T-cell prolymphocytic leukemia (T-PLL) is a rare, mature T-cell neoplasm with a heterogeneous clinical course, but poor overall survival (OS). In 2018 the T-PLL International Study group (TPLL-ISG) set out to define standardized criteria for diagnosis, treatment indication, and evaluation of response. These criteria were published in Blood in 2019. They will facilitate the design and conduct of clinical trials in T-PLL, which are necessary for the approval of new therapeutics by healthcare authorities. In addition they will provide a useful resource for clinicians treating this rare disease.
In 2019 we also reviewed results from 174 T-PLL patients who were diagnosed or treated at RMH between 1989-2019. This data was presented at the ASH meeting in December 2019. Mean age at diagnosis was 61 years old (range 32-88) and M: F ratio was ~2:1 (113:61). At diagnosis the median white blood cell count was 74 x 109/L (range 10-918), median haemoglobin 126 g/L (range 59-175) and median platelet count 116 x 109/L (range 7-513). Sufficient immunophenotyping data was available for analysis in 135/174 patients. The results showed predictably high expression of CD2, CD3, CD5, CD7, CD52 and TCRαβ. CD25 was positive in 67/135 (50%) of cases, which is higher than the 18-35% seen in the current literature. CD4+/CD8- cases comprised 83/135 (61%) with CD4-/CD8+ 19/135 (14%), CD4+/CD8+ 32/135 (23%) and CD4-/CD8- 2/135 (2%).
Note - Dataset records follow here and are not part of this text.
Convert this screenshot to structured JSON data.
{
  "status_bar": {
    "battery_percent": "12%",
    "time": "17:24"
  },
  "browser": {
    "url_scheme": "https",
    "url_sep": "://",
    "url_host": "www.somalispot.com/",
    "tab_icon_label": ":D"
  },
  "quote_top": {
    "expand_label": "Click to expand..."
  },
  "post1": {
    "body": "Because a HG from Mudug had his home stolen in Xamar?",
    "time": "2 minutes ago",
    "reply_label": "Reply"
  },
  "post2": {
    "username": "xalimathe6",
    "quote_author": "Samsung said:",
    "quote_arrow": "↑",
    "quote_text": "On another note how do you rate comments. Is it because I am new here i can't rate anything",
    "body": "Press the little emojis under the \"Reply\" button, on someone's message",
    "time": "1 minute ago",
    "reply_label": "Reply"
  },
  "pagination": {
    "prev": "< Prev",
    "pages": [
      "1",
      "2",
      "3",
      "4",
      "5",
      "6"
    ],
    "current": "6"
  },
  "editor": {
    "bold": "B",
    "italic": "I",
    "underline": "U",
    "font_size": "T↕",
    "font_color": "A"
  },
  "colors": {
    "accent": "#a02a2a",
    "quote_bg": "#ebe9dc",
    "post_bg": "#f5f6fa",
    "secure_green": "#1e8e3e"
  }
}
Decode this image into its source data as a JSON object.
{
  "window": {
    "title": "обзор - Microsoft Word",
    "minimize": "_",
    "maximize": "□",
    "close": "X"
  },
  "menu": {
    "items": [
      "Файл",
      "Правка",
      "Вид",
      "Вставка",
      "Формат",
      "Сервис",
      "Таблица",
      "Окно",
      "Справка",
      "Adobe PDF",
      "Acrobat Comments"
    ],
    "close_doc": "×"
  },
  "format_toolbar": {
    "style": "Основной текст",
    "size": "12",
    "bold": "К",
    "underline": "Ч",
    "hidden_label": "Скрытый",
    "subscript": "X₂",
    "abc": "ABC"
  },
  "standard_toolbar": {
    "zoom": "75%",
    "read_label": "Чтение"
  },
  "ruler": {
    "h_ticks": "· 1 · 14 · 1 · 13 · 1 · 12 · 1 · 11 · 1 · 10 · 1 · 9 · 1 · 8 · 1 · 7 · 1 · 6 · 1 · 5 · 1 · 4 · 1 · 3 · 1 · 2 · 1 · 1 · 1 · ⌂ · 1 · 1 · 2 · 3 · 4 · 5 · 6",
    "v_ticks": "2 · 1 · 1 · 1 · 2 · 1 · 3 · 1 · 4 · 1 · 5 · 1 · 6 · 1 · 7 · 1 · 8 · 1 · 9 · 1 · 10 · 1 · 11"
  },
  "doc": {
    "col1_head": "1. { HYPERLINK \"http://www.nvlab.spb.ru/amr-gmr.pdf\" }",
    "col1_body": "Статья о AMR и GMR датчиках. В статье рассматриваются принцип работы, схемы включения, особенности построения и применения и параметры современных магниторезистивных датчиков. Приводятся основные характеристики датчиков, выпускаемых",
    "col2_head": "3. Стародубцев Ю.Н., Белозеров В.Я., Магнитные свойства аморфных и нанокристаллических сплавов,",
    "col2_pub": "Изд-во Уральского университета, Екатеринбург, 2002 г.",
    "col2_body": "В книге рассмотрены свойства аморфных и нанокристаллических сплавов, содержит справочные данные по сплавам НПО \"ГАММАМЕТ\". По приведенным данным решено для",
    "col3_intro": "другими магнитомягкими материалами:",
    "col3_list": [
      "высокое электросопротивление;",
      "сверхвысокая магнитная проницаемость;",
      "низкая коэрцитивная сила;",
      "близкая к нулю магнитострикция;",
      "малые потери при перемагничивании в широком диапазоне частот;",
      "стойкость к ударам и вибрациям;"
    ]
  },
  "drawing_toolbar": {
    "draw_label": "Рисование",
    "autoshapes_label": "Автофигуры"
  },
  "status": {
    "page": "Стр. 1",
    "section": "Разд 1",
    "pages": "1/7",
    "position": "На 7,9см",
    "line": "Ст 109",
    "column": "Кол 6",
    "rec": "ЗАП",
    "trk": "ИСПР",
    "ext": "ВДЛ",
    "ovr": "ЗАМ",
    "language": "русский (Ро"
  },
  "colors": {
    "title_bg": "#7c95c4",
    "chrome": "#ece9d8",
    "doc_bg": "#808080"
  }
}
We analysed OS by decade of diagnosis covering 3 decades 1990-1999, 2000-2009 and 2010-2019. The median OS for the whole cohort was 20.6 months with median OS of 21 months, 23 months and 19 months for each decade respectively. There was no statistically significant difference between the curves by log-rank analysis.
Alemtuzumab was used in 116 patients, 69/116 (59%) receiving it as frontline treatment and 47/116 (41%) as salvage therapy. In 50/116 (43%) alemtuzumab was used as single agent, the remaining 66/116 (57%) receiving combination therapy, mostly pentostatin.
Mean time from diagnosis to receiving alemtuzumab was 6.8 months (range 0-53 months). Overall response rate (ORR) to alemtuzumab was 94/116 (81%) with complete remission (CR) 69/116 (59%), partial remission (PR) 25/116 (22%) and no response (NR) 20/116 (17%). Alemtuzumab produced better response rates when used as intravenous frontline therapy.
Allogeneic stem cell transplant (allo-SCT) was performed in 34 patients. Relapse rate post allo-SCT was 47%, non-relapse mortality 38% and transplant related mortality 29%. Although relapse rates are high post allo-SCT there is a small cohort of patients who are achieving long-term remission.
Our data shows that outcomes in T-PLL have remained unchanged since the first decade of alemtuzumab usage, with no improvement in OS in the last 20 years. Despite improvements in diagnostic techniques and supportive care median OS is static at approximately 20 months. Notably, in the last decade in particular, referrals to our centre have included a higher proportion of patients with relapsed or refractory disease and this may be contributing to the lack of improved survival in our cohort. Nevertheless, these results highlight the need for novel therapies in T-PLL. Given the rarity of T-PLL, international, multicentre, randomised trials such as the ibrutinib and venetoclax trial are needed to improve outcomes.